Bank OZK, the largest bank in Arkansas with assets that crept past $36 billion as of March 31, had less than 2% of its $26.5 billion loan portfolio in small commercial loans as of Dec. 31. That landed it at No. 79, just ahead of the three banks — Bank of Cave City, First National Bank of Izard County at Calico Rock and Logan County Bank at Scranton — that reported no small commercial loans at all in their portfolios.

The median percentage of small commercial loans among Arkansas-chartered banks is 15.4%. The borrowers are not necessarily small businesses and the borrowers may be located anywhere.

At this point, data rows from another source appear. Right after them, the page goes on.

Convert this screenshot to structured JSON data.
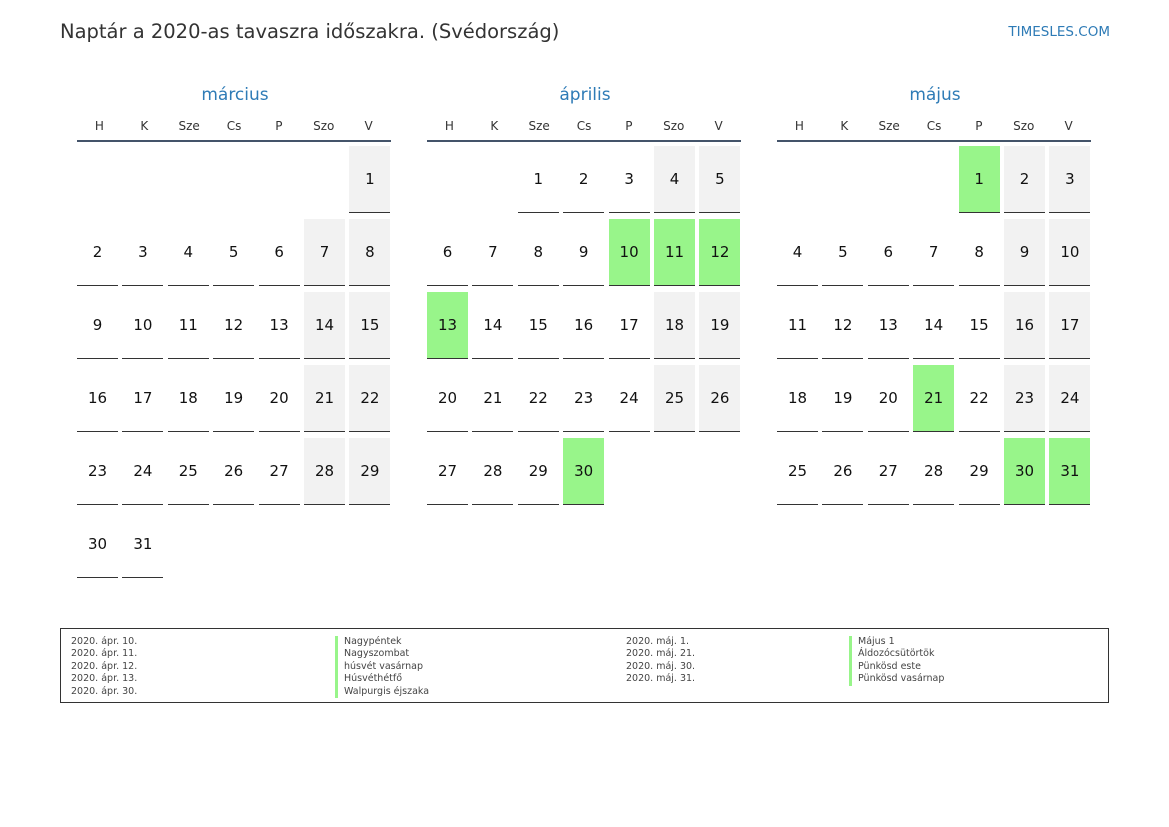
{
  "header": {
    "title": "Naptár a 2020-as tavaszra időszakra. (Svédország)",
    "site": "TIMESLES.COM"
  },
  "weekdays": [
    "H",
    "K",
    "Sze",
    "Cs",
    "P",
    "Szo",
    "V"
  ],
  "months": [
    {
      "name": "március",
      "start_offset": 6,
      "days": 31,
      "holidays": []
    },
    {
      "name": "április",
      "start_offset": 2,
      "days": 30,
      "holidays": [
        10,
        11,
        12,
        13,
        30
      ]
    },
    {
      "name": "május",
      "start_offset": 4,
      "days": 31,
      "holidays": [
        1,
        21,
        30,
        31
      ]
    }
  ],
  "legend": {
    "left": [
      {
        "date": "2020. ápr. 10.",
        "name": "Nagypéntek"
      },
      {
        "date": "2020. ápr. 11.",
        "name": "Nagyszombat"
      },
      {
        "date": "2020. ápr. 12.",
        "name": "húsvét vasárnap"
      },
      {
        "date": "2020. ápr. 13.",
        "name": "Húsvéthétfő"
      },
      {
        "date": "2020. ápr. 30.",
        "name": "Walpurgis éjszaka"
      }
    ],
    "right": [
      {
        "date": "2020. máj. 1.",
        "name": "Május 1"
      },
      {
        "date": "2020. máj. 21.",
        "name": "Áldozócsütörtök"
      },
      {
        "date": "2020. máj. 30.",
        "name": "Pünkösd este"
      },
      {
        "date": "2020. máj. 31.",
        "name": "Pünkösd vasárnap"
      }
    ]
  },
  "colors": {
    "holiday": "#98f58a",
    "weekend": "#f2f2f2",
    "accent": "#2e7bb6"
  }
}
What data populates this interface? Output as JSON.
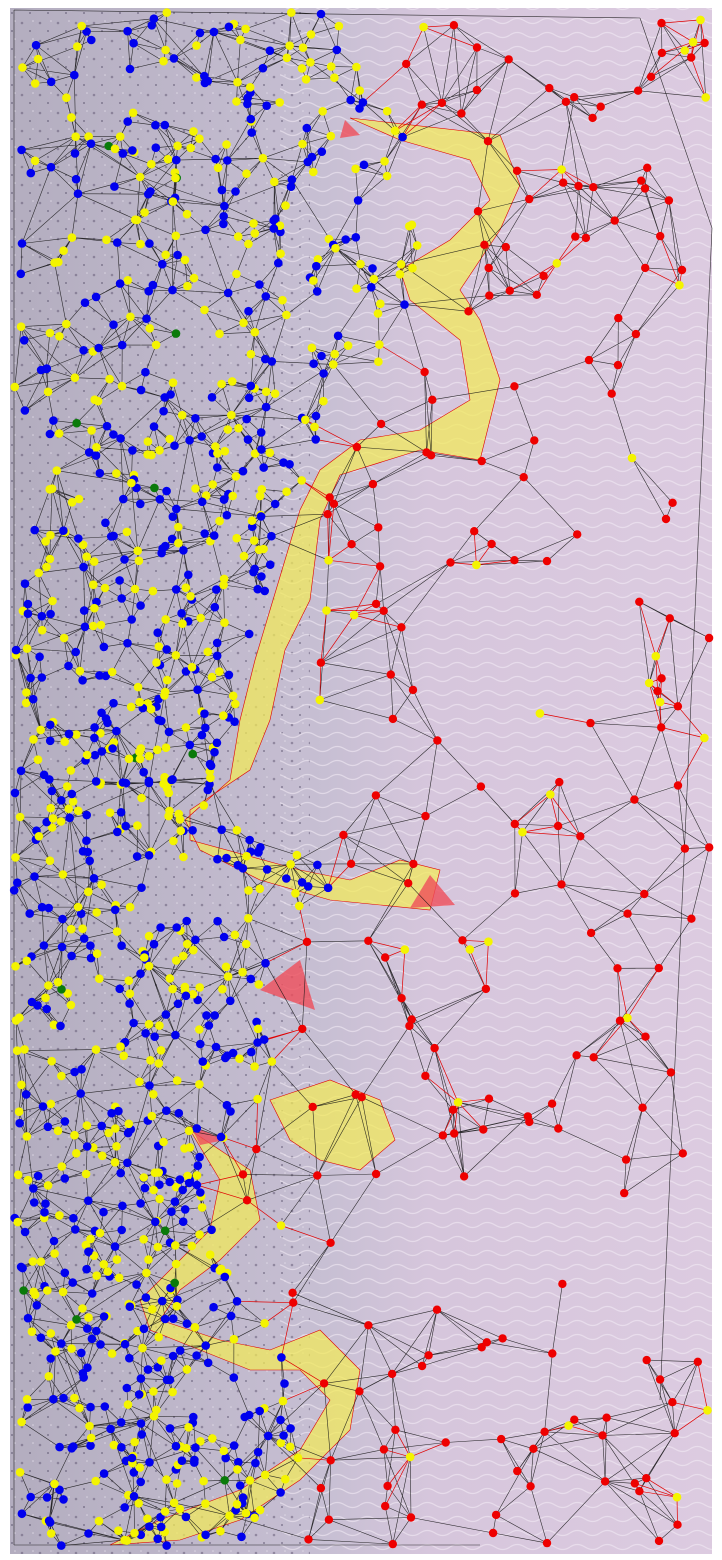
{
  "image": {
    "kind": "histology-cell-graph",
    "description_colors": {
      "tissue_left": "#b9b3c6",
      "tissue_right": "#d9c8de",
      "background": "#ffffff",
      "edge": "#111111",
      "boundary_edge": "#e00000",
      "region_fill_yellow": "#f2ea58",
      "region_fill_red": "#ef4d5a"
    },
    "node_classes": [
      {
        "id": "blue",
        "color": "#0000ee"
      },
      {
        "id": "yellow",
        "color": "#f4f400"
      },
      {
        "id": "red",
        "color": "#ee0000"
      },
      {
        "id": "green",
        "color": "#0a7a0a"
      }
    ]
  }
}
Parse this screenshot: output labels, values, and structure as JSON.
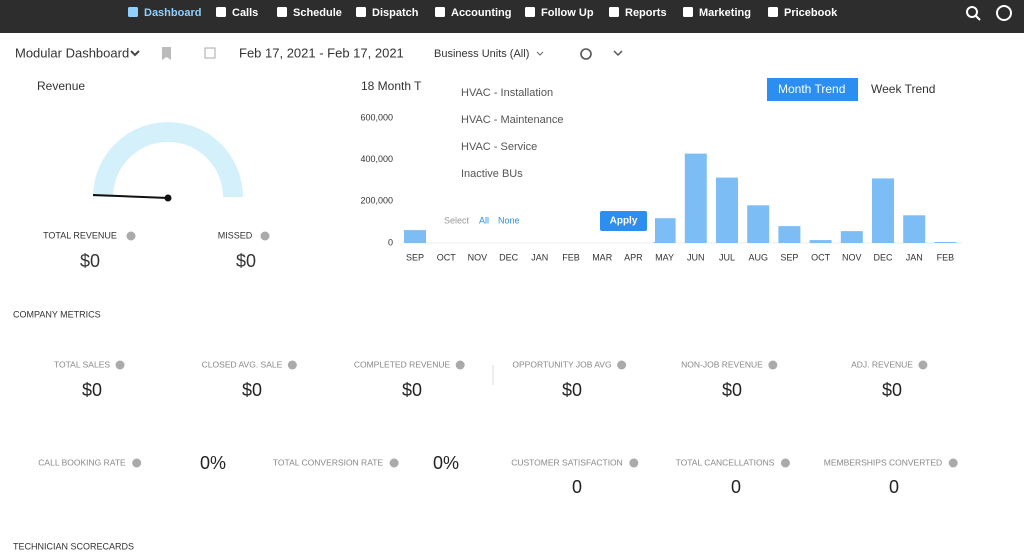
{
  "nav": {
    "items": [
      "Dashboard",
      "Calls",
      "Schedule",
      "Dispatch",
      "Accounting",
      "Follow Up",
      "Reports",
      "Marketing",
      "Pricebook"
    ]
  },
  "toolbar": {
    "dashboard": "Modular Dashboard",
    "date_range": "Feb 17, 2021 - Feb 17, 2021",
    "business_units": "Business Units (All)"
  },
  "revenue": {
    "title": "Revenue",
    "total_label": "TOTAL REVENUE",
    "total_value": "$0",
    "missed_label": "MISSED",
    "missed_value": "$0"
  },
  "trend_chart": {
    "type": "bar",
    "title": "18 Month T",
    "tabs": [
      "Month Trend",
      "Week Trend"
    ],
    "color": "#7dbdf5",
    "categories": [
      "SEP",
      "OCT",
      "NOV",
      "DEC",
      "JAN",
      "FEB",
      "MAR",
      "APR",
      "MAY",
      "JUN",
      "JUL",
      "AUG",
      "SEP",
      "OCT",
      "NOV",
      "DEC",
      "JAN",
      "FEB"
    ],
    "values": [
      62000,
      null,
      null,
      null,
      null,
      null,
      null,
      null,
      119000,
      429000,
      314000,
      181000,
      81000,
      14000,
      57000,
      310000,
      133000,
      5000
    ],
    "ylim": [
      0,
      600000
    ],
    "yticks": [
      0,
      {
        "value": 200000,
        "label": "200,000"
      },
      {
        "value": 400000,
        "label": "400,000"
      },
      {
        "value": 600000,
        "label": "600,000"
      }
    ]
  },
  "dropdown": {
    "options": [
      "HVAC - Installation",
      "HVAC - Maintenance",
      "HVAC - Service",
      "Inactive BUs"
    ],
    "select_label": "Select",
    "all": "All",
    "none": "None",
    "apply": "Apply"
  },
  "company_metrics": {
    "title": "COMPANY METRICS",
    "row1": [
      {
        "label": "TOTAL SALES",
        "value": "$0"
      },
      {
        "label": "CLOSED AVG. SALE",
        "value": "$0"
      },
      {
        "label": "COMPLETED REVENUE",
        "value": "$0"
      },
      {
        "label": "OPPORTUNITY JOB AVG",
        "value": "$0"
      },
      {
        "label": "NON-JOB REVENUE",
        "value": "$0"
      },
      {
        "label": "ADJ. REVENUE",
        "value": "$0"
      }
    ],
    "row2": [
      {
        "label": "CALL BOOKING RATE",
        "value": "0%"
      },
      {
        "label": "TOTAL CONVERSION RATE",
        "value": "0%"
      },
      {
        "label": "CUSTOMER SATISFACTION",
        "value": "0"
      },
      {
        "label": "TOTAL CANCELLATIONS",
        "value": "0"
      },
      {
        "label": "MEMBERSHIPS CONVERTED",
        "value": "0"
      }
    ]
  },
  "technician": {
    "title": "TECHNICIAN SCORECARDS"
  }
}
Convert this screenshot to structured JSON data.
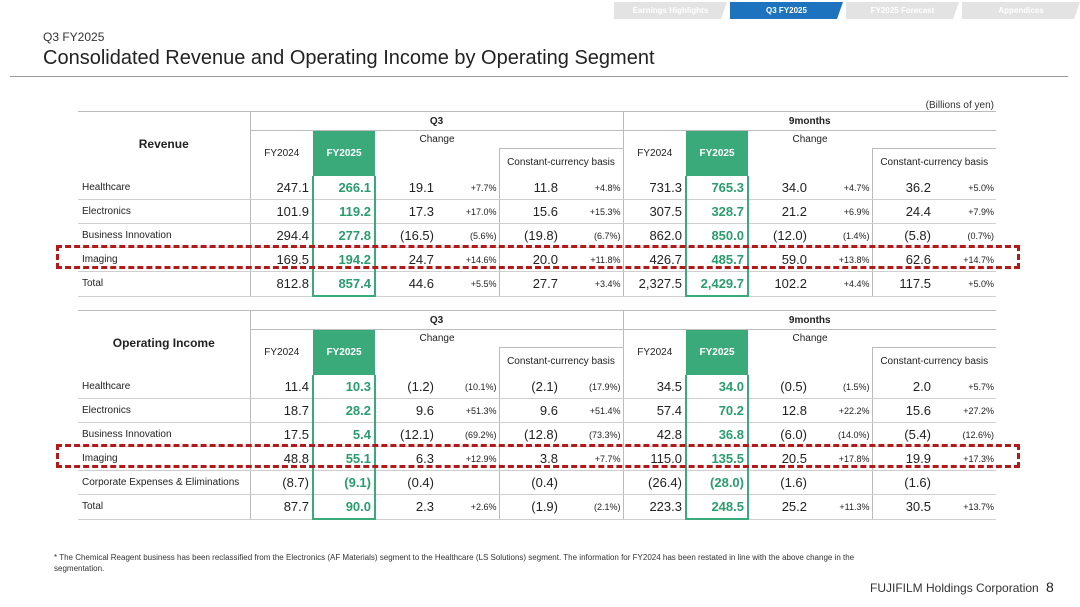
{
  "tabs": [
    {
      "label": "Earnings Highlights",
      "active": false
    },
    {
      "label": "Q3 FY2025",
      "active": true
    },
    {
      "label": "FY2025 Forecast",
      "active": false
    },
    {
      "label": "Appendices",
      "active": false
    }
  ],
  "header": {
    "subtitle": "Q3 FY2025",
    "title": "Consolidated Revenue and Operating Income by Operating Segment",
    "units": "(Billions of yen)"
  },
  "columns": {
    "q3": "Q3",
    "nine": "9months",
    "fy2024": "FY2024",
    "fy2025": "FY2025",
    "change": "Change",
    "cc": "Constant-currency basis"
  },
  "revenue": {
    "label": "Revenue",
    "rows": [
      {
        "star": "*",
        "name": "Healthcare",
        "v": [
          "247.1",
          "266.1",
          "19.1",
          "+7.7%",
          "11.8",
          "+4.8%",
          "731.3",
          "765.3",
          "34.0",
          "+4.7%",
          "36.2",
          "+5.0%"
        ]
      },
      {
        "star": "*",
        "name": "Electronics",
        "v": [
          "101.9",
          "119.2",
          "17.3",
          "+17.0%",
          "15.6",
          "+15.3%",
          "307.5",
          "328.7",
          "21.2",
          "+6.9%",
          "24.4",
          "+7.9%"
        ]
      },
      {
        "star": "",
        "name": "Business Innovation",
        "v": [
          "294.4",
          "277.8",
          "(16.5)",
          "(5.6%)",
          "(19.8)",
          "(6.7%)",
          "862.0",
          "850.0",
          "(12.0)",
          "(1.4%)",
          "(5.8)",
          "(0.7%)"
        ]
      },
      {
        "star": "",
        "name": "Imaging",
        "v": [
          "169.5",
          "194.2",
          "24.7",
          "+14.6%",
          "20.0",
          "+11.8%",
          "426.7",
          "485.7",
          "59.0",
          "+13.8%",
          "62.6",
          "+14.7%"
        ]
      },
      {
        "star": "",
        "name": "Total",
        "v": [
          "812.8",
          "857.4",
          "44.6",
          "+5.5%",
          "27.7",
          "+3.4%",
          "2,327.5",
          "2,429.7",
          "102.2",
          "+4.4%",
          "117.5",
          "+5.0%"
        ]
      }
    ]
  },
  "operating": {
    "label": "Operating Income",
    "rows": [
      {
        "star": "*",
        "name": "Healthcare",
        "v": [
          "11.4",
          "10.3",
          "(1.2)",
          "(10.1%)",
          "(2.1)",
          "(17.9%)",
          "34.5",
          "34.0",
          "(0.5)",
          "(1.5%)",
          "2.0",
          "+5.7%"
        ]
      },
      {
        "star": "*",
        "name": "Electronics",
        "v": [
          "18.7",
          "28.2",
          "9.6",
          "+51.3%",
          "9.6",
          "+51.4%",
          "57.4",
          "70.2",
          "12.8",
          "+22.2%",
          "15.6",
          "+27.2%"
        ]
      },
      {
        "star": "",
        "name": "Business Innovation",
        "v": [
          "17.5",
          "5.4",
          "(12.1)",
          "(69.2%)",
          "(12.8)",
          "(73.3%)",
          "42.8",
          "36.8",
          "(6.0)",
          "(14.0%)",
          "(5.4)",
          "(12.6%)"
        ]
      },
      {
        "star": "",
        "name": "Imaging",
        "v": [
          "48.8",
          "55.1",
          "6.3",
          "+12.9%",
          "3.8",
          "+7.7%",
          "115.0",
          "135.5",
          "20.5",
          "+17.8%",
          "19.9",
          "+17.3%"
        ]
      },
      {
        "star": "",
        "name": "Corporate Expenses & Eliminations",
        "v": [
          "(8.7)",
          "(9.1)",
          "(0.4)",
          "",
          "(0.4)",
          "",
          "(26.4)",
          "(28.0)",
          "(1.6)",
          "",
          "(1.6)",
          ""
        ]
      },
      {
        "star": "",
        "name": "Total",
        "v": [
          "87.7",
          "90.0",
          "2.3",
          "+2.6%",
          "(1.9)",
          "(2.1%)",
          "223.3",
          "248.5",
          "25.2",
          "+11.3%",
          "30.5",
          "+13.7%"
        ]
      }
    ]
  },
  "footnote": "* The Chemical Reagent business has been reclassified from the Electronics (AF Materials) segment to the Healthcare (LS Solutions) segment. The information for FY2024 has been restated in line with the above change in the segmentation.",
  "company": "FUJIFILM Holdings Corporation",
  "page_number": "8"
}
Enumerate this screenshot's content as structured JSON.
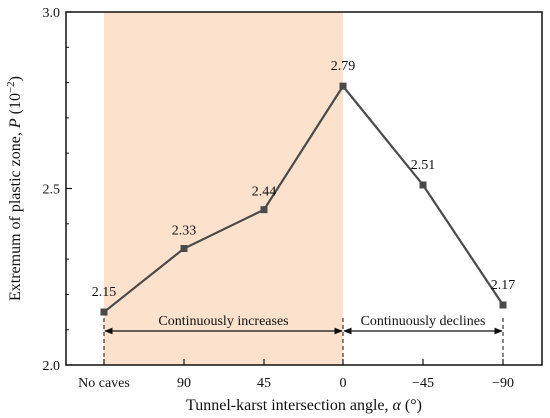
{
  "chart_data": {
    "type": "line",
    "categories": [
      "No caves",
      "90",
      "45",
      "0",
      "−45",
      "−90"
    ],
    "series": [
      {
        "values": [
          2.15,
          2.33,
          2.44,
          2.79,
          2.51,
          2.17
        ]
      }
    ],
    "data_labels": [
      "2.15",
      "2.33",
      "2.44",
      "2.79",
      "2.51",
      "2.17"
    ],
    "xlabel_main": "Tunnel-karst intersection angle, ",
    "xlabel_symbol": "α",
    "xlabel_unit": " (°)",
    "ylabel_main": "Extremum of plastic zone, ",
    "ylabel_symbol": "P",
    "ylabel_unit_base": " (10",
    "ylabel_unit_exp": "−2",
    "ylabel_unit_close": ")",
    "ylim": [
      2.0,
      3.0
    ],
    "yticks": [
      2.0,
      2.5,
      3.0
    ],
    "ytick_labels": [
      "2.0",
      "2.5",
      "3.0"
    ],
    "grid": false,
    "line_color": "#4a4a4a",
    "marker_color": "#4a4a4a",
    "shaded_region": {
      "from_index": 0,
      "to_index": 3,
      "color": "#fce1cc"
    },
    "annotations": [
      {
        "text": "Continuously increases",
        "from_index": 0,
        "to_index": 3
      },
      {
        "text": "Continuously declines",
        "from_index": 3,
        "to_index": 5
      }
    ]
  }
}
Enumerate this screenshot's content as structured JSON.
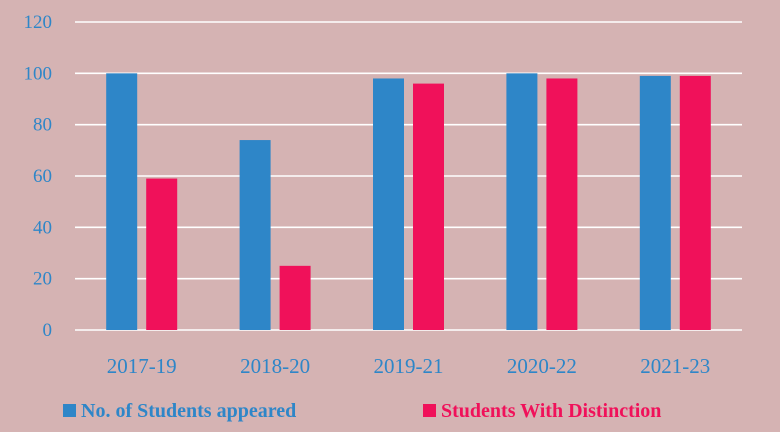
{
  "chart_data": {
    "type": "bar",
    "title": "",
    "xlabel": "",
    "ylabel": "",
    "categories": [
      "2017-19",
      "2018-20",
      "2019-21",
      "2020-22",
      "2021-23"
    ],
    "series": [
      {
        "name": "No. of Students appeared",
        "color": "#2e86c8",
        "values": [
          100,
          74,
          98,
          100,
          99
        ]
      },
      {
        "name": "Students With Distinction",
        "color": "#f0115a",
        "values": [
          59,
          25,
          96,
          98,
          99
        ]
      }
    ],
    "ylim": [
      0,
      120
    ],
    "yticks": [
      0,
      20,
      40,
      60,
      80,
      100,
      120
    ],
    "grid": true,
    "legend_position": "bottom"
  }
}
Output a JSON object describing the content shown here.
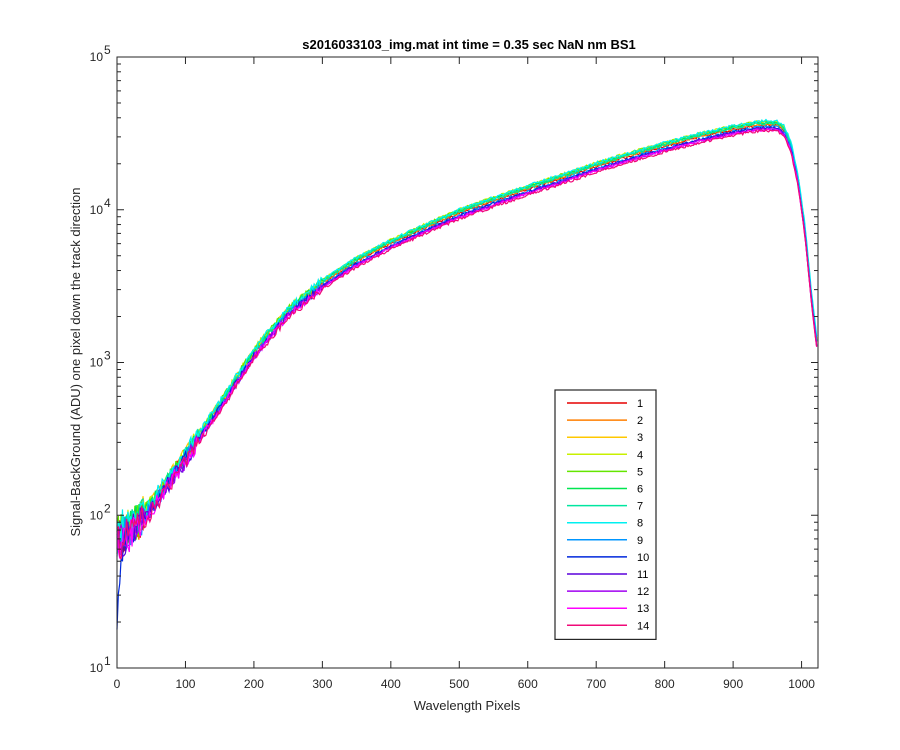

Merchants & Planters is one of only two banks chartered in Arkansas that had more than half their loan portfolios invested in the small commercial lending categories at the end of 2023. The other, First State Bank of Warren, reported that 40.5% of its $57.5 million loan portfolio was in commercial and industrial loans of $1 million or less, and loans of $1 million or less secured by commercial property represented another 21.8% of its total loan portfolio.

First State of Warren’s merger into Commercial Bank & Trust Co. of Monticello is to take effect on Monday. Both banks have been controlled by the Ryburn family for more than 50 years.

List Methodology

This list relies on call reports filed with the Federal Financial Institutions Examination Council for the year that ended Dec. 31, 2023. Small commercial loans are those that had original principal of $1 million or less.

The data comes from these lines on Schedule RC-C Part II:

► Lines 3(a), 3(b) and 3(c), where banks report on the number of and remaining balances on “loans secured by nonfarm nonresidential property” that had original principal in three different size categories: less than $100,000, between $100,000 and $250,000, and between $250,000 and $1 million.

► Lines 4(a), 4(b) and 4(c), where banks report on the number of and remaining balances on “commercial and industrial loans” in the same size categories.

The balances from these six lines were added together and the total was compared with total loans reported on Line 12 of Schedule RC-C Part I.